Das grundlegende Problem im Verband ist politisch. Im Bundesverband und den meisten Landesverbänden dominieren reformistische Strategien, die abstrakt die „befreite Gesellschaft“ zum Ziel ausgeben, aber in der alltäglichen Praxis trotz der ein oder anderen richtigen politischen Forderung keinen Weg über den Rahmen des Kapitalismus hinaus weisen. Das führt konsequenterweise zu Kooperationen mit pro-kapitalistischen Parteien wie SPD und Grünen und ihren Jugendverbänden. Aber wie für die LINKE gilt auch für den Jugendverband, dass diese Orientierung eine sozialistische Kraft überflüssig macht. Das verhindert auch den Verbandsaufbau, wenn man politisch unterschiedslos zu anderen Organisationen ist und die Selbstbespaßung der eigenen Szene dazu führt, dass Jugendliche aus der breiten Bevölkerung abgeschreckt werden. In Krisenzeiten gilt das doppelt und dreifach.
Was nötig ist
Die linksjugend [’solid] muss sich von Grund auf ändern, wenn sie in den nächsten Jahren eine Rolle im Kampf für eine sozialistische Gesellschaft spielen will. Zuallererst braucht der Verband ein Krisenprogramm, welches die Interessen der Arbeiter*innenklasse und Jugend verteidigt. Das beinhaltet u.a. den Kampf gegen Entlassungen und Kurzarbeit, gegen Lohnverlust und die Ausweitung der Arbeitszeit, für Gesundheitsschutz an Schulen, Unis und am Arbeitsplatz, für massive Investitionen ins Gesundheitssystem, sowie die Rekommunalisierung privatisierter Krankenhäuser und Einrichtungen der öffentlichen Daseinsvorsorge. Die Herrschenden geben das Bild aus, wir säßen alle in einem Boot. Wir müssen jetzt dagegenhalten und erklären, dass nicht die Arbeiter*innenklasse sondern die Kapitalist*innen die Kosten dieser Krise bezahlen sollen. Die Schlussfolgerung dieses Programms muss sein, die Macht der Kapitalist*innen zu brechen und Großkonzerne und Banken in öffentliches Eigentum bei demokratischer Kontrolle und Verwaltung der arbeitenden Bevölkerung zu überführen. Auf Grundlage der Einführung einer demokratisch geplanten Wirtschaft kann die Gesellschaft diese Krise überwinden und neue Krisen vermeiden.

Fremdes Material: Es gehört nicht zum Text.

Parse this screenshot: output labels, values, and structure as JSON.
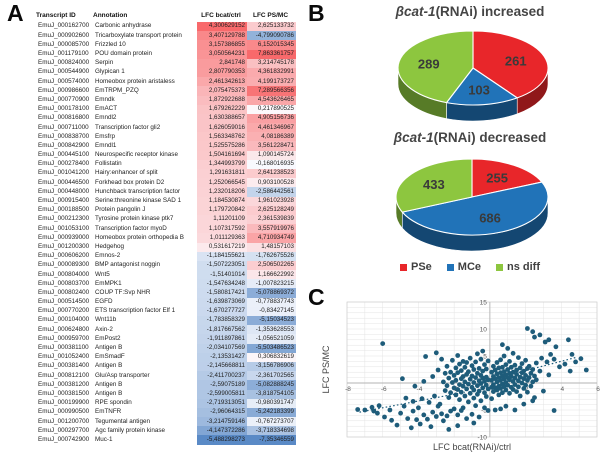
{
  "panel_letters": {
    "a": "A",
    "b": "B",
    "c": "C"
  },
  "table": {
    "headers": [
      "Transcript ID",
      "Annotation",
      "LFC bcat/ctrl",
      "LFC PS/MC"
    ],
    "color_scale": {
      "max_color": "#F8696B",
      "mid_color": "#FCFCFF",
      "min_color": "#5A8AC6"
    },
    "rows": [
      [
        "EmuJ_000162700",
        "Carbonic anhydrase",
        "4,300629152",
        "2,625133732"
      ],
      [
        "EmuJ_000902600",
        "Tricarboxylate transport protein",
        "3,407129788",
        "-4,799090786"
      ],
      [
        "EmuJ_000085700",
        "Frizzled 10",
        "3,157386855",
        "6,152015345"
      ],
      [
        "EmuJ_001179100",
        "POU domain protein",
        "3,050564231",
        "7,863361757"
      ],
      [
        "EmuJ_000824000",
        "Serpin",
        "2,841748",
        "3,214745178"
      ],
      [
        "EmuJ_000544900",
        "Glypican 1",
        "2,807790353",
        "4,361832991"
      ],
      [
        "EmuJ_000574000",
        "Homeobox protein aristaless",
        "2,461342613",
        "4,199173727"
      ],
      [
        "EmuJ_000986600",
        "EmTRPM_PZQ",
        "2,075475373",
        "7,289566356"
      ],
      [
        "EmuJ_000770900",
        "Emndk",
        "1,872922688",
        "4,543626465"
      ],
      [
        "EmuJ_000178100",
        "EmACT",
        "1,679262229",
        "0,217890525"
      ],
      [
        "EmuJ_000816800",
        "Emndl2",
        "1,630388657",
        "4,905156736"
      ],
      [
        "EmuJ_000711000",
        "Transcription factor gli2",
        "1,626059016",
        "4,461346967"
      ],
      [
        "EmuJ_000838700",
        "Emsfrp",
        "1,563348762",
        "4,08186389"
      ],
      [
        "EmuJ_000842900",
        "Emndl1",
        "1,525575286",
        "3,561228471"
      ],
      [
        "EmuJ_000445100",
        "Neurospecific receptor kinase",
        "1,504161694",
        "1,090145724"
      ],
      [
        "EmuJ_000278400",
        "Follistatin",
        "1,344993799",
        "-0,168016935"
      ],
      [
        "EmuJ_001041200",
        "Hairy:enhancer of split",
        "1,291631811",
        "2,641238523"
      ],
      [
        "EmuJ_000446500",
        "Forkhead box protein D2",
        "1,252066545",
        "0,903100528"
      ],
      [
        "EmuJ_000448000",
        "Hunchback transcription factor",
        "1,232018206",
        "-2,586442561"
      ],
      [
        "EmuJ_000915400",
        "Serine:threonine kinase SAD 1",
        "1,184530874",
        "1,961023928"
      ],
      [
        "EmuJ_000188500",
        "Protein pangolin J",
        "1,179720842",
        "2,625128249"
      ],
      [
        "EmuJ_000212300",
        "Tyrosine protein kinase ptk7",
        "1,11201109",
        "2,361539839"
      ],
      [
        "EmuJ_001053100",
        "Transcription factor myoD",
        "1,107317592",
        "3,557919976"
      ],
      [
        "EmuJ_000939000",
        "Homeobox protein orthopedia B",
        "1,011129363",
        "4,710934749"
      ],
      [
        "EmuJ_001200300",
        "Hedgehog",
        "0,531617219",
        "1,48157103"
      ],
      [
        "EmuJ_000606200",
        "Emnos-2",
        "-1,184155621",
        "-1,762675526"
      ],
      [
        "EmuJ_000089300",
        "BMP antagonist noggin",
        "-1,507223051",
        "2,506502265"
      ],
      [
        "EmuJ_000804000",
        "Wnt5",
        "-1,51401014",
        "1,166622992"
      ],
      [
        "EmuJ_000803700",
        "EmMPK1",
        "-1,547634248",
        "-1,007823215"
      ],
      [
        "EmuJ_000802400",
        "COUP TF:Svp NHR",
        "-1,580817421",
        "-5,078869372"
      ],
      [
        "EmuJ_000514500",
        "EGFD",
        "-1,639873069",
        "-0,778837743"
      ],
      [
        "EmuJ_000770200",
        "ETS transcription factor Elf 1",
        "-1,670277727",
        "-0,83427145"
      ],
      [
        "EmuJ_000104000",
        "Wnt11b",
        "-1,783858329",
        "-5,15034523"
      ],
      [
        "EmuJ_000624800",
        "Axin-2",
        "-1,817667562",
        "-1,353628553"
      ],
      [
        "EmuJ_000959700",
        "EmPost2",
        "-1,911897861",
        "-1,056521059"
      ],
      [
        "EmuJ_000381100",
        "Antigen B",
        "-2,034107569",
        "-5,503486523"
      ],
      [
        "EmuJ_001052400",
        "EmSmadF",
        "-2,13531427",
        "0,306832619"
      ],
      [
        "EmuJ_000381400",
        "Antigen B",
        "-2,145668811",
        "-3,156786906"
      ],
      [
        "EmuJ_000812100",
        "Glu/Asp transporter",
        "-2,411700237",
        "-2,361702565"
      ],
      [
        "EmuJ_000381200",
        "Antigen B",
        "-2,59075189",
        "-5,082888245"
      ],
      [
        "EmuJ_000381500",
        "Antigen B",
        "-2,599005811",
        "-3,818754105"
      ],
      [
        "EmuJ_000199900",
        "RPE spondin",
        "-2,719313051",
        "-0,980391747"
      ],
      [
        "EmuJ_000990500",
        "EmTNFR",
        "-2,96064315",
        "-5,242183399"
      ],
      [
        "EmuJ_001200700",
        "Tegumental antigen",
        "-3,214759146",
        "-0,767273707"
      ],
      [
        "EmuJ_000297700",
        "Agc family protein kinase",
        "-4,147372286",
        "-3,718334698"
      ],
      [
        "EmuJ_000742900",
        "Muc-1",
        "-5,488298273",
        "-7,35346559"
      ]
    ]
  },
  "legend": [
    {
      "label": "PSe",
      "color": "#E8262A"
    },
    {
      "label": "MCe",
      "color": "#2173B8"
    },
    {
      "label": "ns diff",
      "color": "#8DC63F"
    }
  ],
  "chart_data": [
    {
      "type": "pie",
      "title": "βcat-1(RNAi) increased",
      "title_italic": "βcat-1",
      "title_rest": "(RNAi) increased",
      "labels": [
        "PSe",
        "MCe",
        "ns diff"
      ],
      "values": [
        261,
        103,
        289
      ],
      "colors": [
        "#E8262A",
        "#2173B8",
        "#8DC63F"
      ],
      "legend_position": "none",
      "style": "3d"
    },
    {
      "type": "pie",
      "title": "βcat-1(RNAi) decreased",
      "title_italic": "βcat-1",
      "title_rest": "(RNAi) decreased",
      "labels": [
        "PSe",
        "MCe",
        "ns diff"
      ],
      "values": [
        255,
        686,
        433
      ],
      "colors": [
        "#E8262A",
        "#2173B8",
        "#8DC63F"
      ],
      "legend_position": "bottom",
      "style": "3d"
    },
    {
      "type": "scatter",
      "title": "",
      "xlabel": "LFC bcat(RNAi)/ctrl",
      "ylabel": "LFC PS/MC",
      "xlim": [
        -8,
        6
      ],
      "ylim": [
        -10,
        15
      ],
      "x_ticks": [
        -8,
        -6,
        -4,
        -2,
        2,
        4,
        6
      ],
      "y_ticks": [
        -10,
        -5,
        5,
        10,
        15
      ],
      "grid": true,
      "point_color": "#1E5C7A",
      "trendlines": [
        {
          "from": [
            -7.3,
            -5.4
          ],
          "to": [
            -1.4,
            -1.7
          ]
        },
        {
          "from": [
            1.2,
            1.6
          ],
          "to": [
            4.9,
            4.8
          ]
        }
      ],
      "points": [
        [
          -6.0,
          7.3
        ],
        [
          -7.4,
          -4.9
        ],
        [
          -7.0,
          -5.0
        ],
        [
          -6.6,
          -4.5
        ],
        [
          -6.5,
          -5.2
        ],
        [
          -6.3,
          -5.6
        ],
        [
          -6.2,
          -4.2
        ],
        [
          -5.9,
          -6.3
        ],
        [
          -5.6,
          -5.0
        ],
        [
          -5.5,
          -6.9
        ],
        [
          -5.2,
          -7.8
        ],
        [
          -5.0,
          -5.6
        ],
        [
          -4.8,
          -4.3
        ],
        [
          -4.6,
          -6.6
        ],
        [
          -4.4,
          -8.3
        ],
        [
          -4.3,
          -5.2
        ],
        [
          -4.1,
          -6.8
        ],
        [
          -4.0,
          -4.6
        ],
        [
          -3.9,
          -7.6
        ],
        [
          -3.7,
          -5.9
        ],
        [
          -3.5,
          -6.7
        ],
        [
          -3.3,
          -8.1
        ],
        [
          -3.2,
          -5.4
        ],
        [
          -3.0,
          -6.2
        ],
        [
          -4.7,
          -2.8
        ],
        [
          -4.3,
          -3.4
        ],
        [
          -3.8,
          -2.9
        ],
        [
          -3.4,
          -3.6
        ],
        [
          -3.1,
          -2.4
        ],
        [
          -2.9,
          -4.3
        ],
        [
          -2.7,
          -5.7
        ],
        [
          -2.6,
          -7.0
        ],
        [
          -2.4,
          -6.1
        ],
        [
          -2.2,
          -5.2
        ],
        [
          -2.0,
          -4.8
        ],
        [
          -1.8,
          -5.9
        ],
        [
          -1.6,
          -5.1
        ],
        [
          -1.3,
          -6.6
        ],
        [
          -0.9,
          -7.4
        ],
        [
          -1.8,
          -7.9
        ],
        [
          -2.3,
          -8.6
        ],
        [
          -4.9,
          0.8
        ],
        [
          -4.2,
          -0.6
        ],
        [
          -3.7,
          0.3
        ],
        [
          -3.6,
          4.9
        ],
        [
          -3.2,
          1.2
        ],
        [
          -3.0,
          5.6
        ],
        [
          -2.9,
          2.4
        ],
        [
          -2.7,
          4.4
        ],
        [
          -2.8,
          -3.9
        ],
        [
          -2.6,
          0.2
        ],
        [
          -2.5,
          -1.4
        ],
        [
          -2.5,
          1.8
        ],
        [
          -2.4,
          -0.5
        ],
        [
          -2.4,
          3.1
        ],
        [
          -2.3,
          -2.7
        ],
        [
          -2.3,
          0.9
        ],
        [
          -2.2,
          2.0
        ],
        [
          -2.2,
          -1.8
        ],
        [
          -2.1,
          0.1
        ],
        [
          -2.1,
          4.2
        ],
        [
          -2.0,
          -0.9
        ],
        [
          -2.0,
          1.4
        ],
        [
          -1.9,
          -2.2
        ],
        [
          -1.9,
          2.8
        ],
        [
          -1.9,
          0.5
        ],
        [
          -1.8,
          -1.2
        ],
        [
          -1.8,
          1.9
        ],
        [
          -1.8,
          5.1
        ],
        [
          -1.7,
          -0.3
        ],
        [
          -1.7,
          3.5
        ],
        [
          -1.7,
          -3.1
        ],
        [
          -1.6,
          0.8
        ],
        [
          -1.6,
          -1.7
        ],
        [
          -1.6,
          2.3
        ],
        [
          -1.5,
          -0.6
        ],
        [
          -1.5,
          4.0
        ],
        [
          -1.5,
          1.2
        ],
        [
          -1.5,
          -4.6
        ],
        [
          -1.4,
          -2.4
        ],
        [
          -1.4,
          0.2
        ],
        [
          -1.4,
          2.9
        ],
        [
          -1.3,
          -1.1
        ],
        [
          -1.3,
          1.6
        ],
        [
          -1.3,
          3.8
        ],
        [
          -1.2,
          -0.2
        ],
        [
          -1.2,
          -3.5
        ],
        [
          -1.2,
          2.1
        ],
        [
          -1.1,
          0.7
        ],
        [
          -1.1,
          -1.9
        ],
        [
          -1.1,
          4.6
        ],
        [
          -1.0,
          -0.8
        ],
        [
          -1.0,
          1.3
        ],
        [
          -1.0,
          3.2
        ],
        [
          -1.0,
          -5.8
        ],
        [
          -0.9,
          -2.8
        ],
        [
          -0.9,
          0.1
        ],
        [
          -0.9,
          2.5
        ],
        [
          -0.9,
          -1.3
        ],
        [
          -0.8,
          1.0
        ],
        [
          -0.8,
          -4.2
        ],
        [
          -0.8,
          3.9
        ],
        [
          -0.7,
          -0.5
        ],
        [
          -0.7,
          1.8
        ],
        [
          -0.7,
          -2.1
        ],
        [
          -0.7,
          5.4
        ],
        [
          -0.6,
          0.4
        ],
        [
          -0.6,
          2.7
        ],
        [
          -0.6,
          -1.5
        ],
        [
          -0.6,
          -6.3
        ],
        [
          -0.5,
          -0.1
        ],
        [
          -0.5,
          1.4
        ],
        [
          -0.5,
          -3.3
        ],
        [
          -0.5,
          4.4
        ],
        [
          -0.4,
          0.9
        ],
        [
          -0.4,
          -0.9
        ],
        [
          -0.4,
          2.2
        ],
        [
          -0.4,
          5.9
        ],
        [
          -0.3,
          -1.8
        ],
        [
          -0.3,
          0.3
        ],
        [
          -0.3,
          3.4
        ],
        [
          -0.3,
          -4.6
        ],
        [
          -0.2,
          1.1
        ],
        [
          -0.2,
          -0.4
        ],
        [
          -0.2,
          2.6
        ],
        [
          -0.2,
          -2.5
        ],
        [
          -0.1,
          0.6
        ],
        [
          -0.1,
          -1.1
        ],
        [
          -0.1,
          4.1
        ],
        [
          -0.1,
          -5.1
        ],
        [
          0.1,
          0.5
        ],
        [
          0.1,
          -0.8
        ],
        [
          0.1,
          2.0
        ],
        [
          0.1,
          -2.9
        ],
        [
          0.2,
          1.2
        ],
        [
          0.2,
          -0.3
        ],
        [
          0.2,
          3.1
        ],
        [
          0.2,
          -1.6
        ],
        [
          0.3,
          0.8
        ],
        [
          0.3,
          -0.9
        ],
        [
          0.3,
          2.4
        ],
        [
          0.3,
          -5.0
        ],
        [
          0.4,
          0.2
        ],
        [
          0.4,
          1.7
        ],
        [
          0.4,
          -1.3
        ],
        [
          0.4,
          3.8
        ],
        [
          0.5,
          -0.6
        ],
        [
          0.5,
          1.0
        ],
        [
          0.5,
          2.8
        ],
        [
          0.5,
          -2.2
        ],
        [
          0.6,
          0.5
        ],
        [
          0.6,
          -1.0
        ],
        [
          0.6,
          1.9
        ],
        [
          0.6,
          4.3
        ],
        [
          0.6,
          -4.8
        ],
        [
          0.7,
          -0.2
        ],
        [
          0.7,
          1.3
        ],
        [
          0.7,
          -1.8
        ],
        [
          0.7,
          2.9
        ],
        [
          0.7,
          7.1
        ],
        [
          0.8,
          0.7
        ],
        [
          0.8,
          -0.7
        ],
        [
          0.8,
          2.1
        ],
        [
          0.8,
          5.0
        ],
        [
          0.9,
          1.5
        ],
        [
          0.9,
          -1.3
        ],
        [
          0.9,
          3.4
        ],
        [
          0.9,
          0.1
        ],
        [
          0.9,
          -4.3
        ],
        [
          1.0,
          -0.4
        ],
        [
          1.0,
          1.0
        ],
        [
          1.0,
          2.5
        ],
        [
          1.0,
          6.4
        ],
        [
          1.1,
          0.6
        ],
        [
          1.1,
          -1.9
        ],
        [
          1.1,
          1.8
        ],
        [
          1.1,
          4.0
        ],
        [
          1.2,
          -0.8
        ],
        [
          1.2,
          1.2
        ],
        [
          1.2,
          2.9
        ],
        [
          1.3,
          0.3
        ],
        [
          1.3,
          -1.2
        ],
        [
          1.3,
          2.0
        ],
        [
          1.3,
          5.5
        ],
        [
          1.4,
          0.9
        ],
        [
          1.4,
          -0.3
        ],
        [
          1.4,
          3.3
        ],
        [
          1.4,
          -5.0
        ],
        [
          1.5,
          1.6
        ],
        [
          1.5,
          -1.6
        ],
        [
          1.5,
          2.4
        ],
        [
          1.6,
          0.4
        ],
        [
          1.6,
          -0.7
        ],
        [
          1.6,
          4.7
        ],
        [
          1.7,
          1.1
        ],
        [
          1.7,
          2.8
        ],
        [
          1.7,
          -2.4
        ],
        [
          1.8,
          0.0
        ],
        [
          1.8,
          1.9
        ],
        [
          1.8,
          3.6
        ],
        [
          1.9,
          -1.0
        ],
        [
          1.9,
          0.8
        ],
        [
          1.9,
          2.2
        ],
        [
          1.9,
          -3.9
        ],
        [
          2.0,
          1.4
        ],
        [
          2.0,
          -0.4
        ],
        [
          2.0,
          4.2
        ],
        [
          2.1,
          0.5
        ],
        [
          2.1,
          2.7
        ],
        [
          2.1,
          -1.7
        ],
        [
          2.2,
          1.0
        ],
        [
          2.2,
          3.1
        ],
        [
          2.3,
          -0.6
        ],
        [
          2.3,
          1.8
        ],
        [
          2.4,
          0.2
        ],
        [
          2.4,
          2.5
        ],
        [
          2.4,
          -3.3
        ],
        [
          2.5,
          1.3
        ],
        [
          2.5,
          -2.7
        ],
        [
          2.6,
          0.6
        ],
        [
          2.6,
          3.7
        ],
        [
          2.1,
          10.1
        ],
        [
          2.4,
          9.5
        ],
        [
          2.5,
          8.5
        ],
        [
          2.8,
          8.9
        ],
        [
          3.1,
          7.6
        ],
        [
          3.3,
          8.0
        ],
        [
          3.7,
          6.7
        ],
        [
          3.4,
          5.3
        ],
        [
          4.4,
          8.0
        ],
        [
          4.6,
          5.3
        ],
        [
          4.5,
          2.2
        ],
        [
          2.9,
          4.6
        ],
        [
          3.2,
          3.9
        ],
        [
          3.6,
          4.4
        ],
        [
          3.9,
          3.0
        ],
        [
          4.2,
          3.5
        ],
        [
          4.8,
          3.9
        ],
        [
          5.1,
          4.5
        ],
        [
          5.4,
          2.4
        ],
        [
          3.6,
          -5.1
        ],
        [
          3.0,
          -1.5
        ],
        [
          3.3,
          1.5
        ],
        [
          2.8,
          2.2
        ]
      ]
    }
  ]
}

Dieses Programm muss auf die Straße, in Schulen und Universitäten und in Betriebe getragen werden. Es könnte massenhaft durch Flyer, Plakate etc. verbreitet werden; auf Veranstaltungen – in Lockdown-Zeiten online – diskutiert werden. Eine Möglichkeit wäre auch die zeitnahe Einberufung eines bundesweiten Jugendkrisengipfels – zur Not online, sobald wie möglich physisch – gemeinsam mit z.B. den Gewerkschaftsjugenden, um über Widerstand und Forderungen zu beraten. Die Krise wird dazu führen, dass auch junge Beschäftigte in den Gewerkschaften nach Mitteln suchen, um sich zu Wehr zu setzen. Mit diesen Jugendlichen müssen wir Bündnisse schließen.
Diese Krise muss ein Weckruf für den Verband sein. Schluss mit Karrierismus, Ausschlussversuchen gegen Verbandslinke oder szenelinker Selbstbespaßung. Es braucht dringend einen klassenkämpferischen Jugendverband, der – wie wir in unserer Gründungserklärung geschrieben haben – „den Namen sozialistisch, links und demokratisch verdient hat.“ Um Mehrheitsverhältnisse dafür zu erreichen, ist es wichtig, dass sich die kritischen und kämpferischen Kräfte organisieren. Der BAK RL soll dafür ein Forum sein. Wir laden alle ein, sich uns anzuschließen.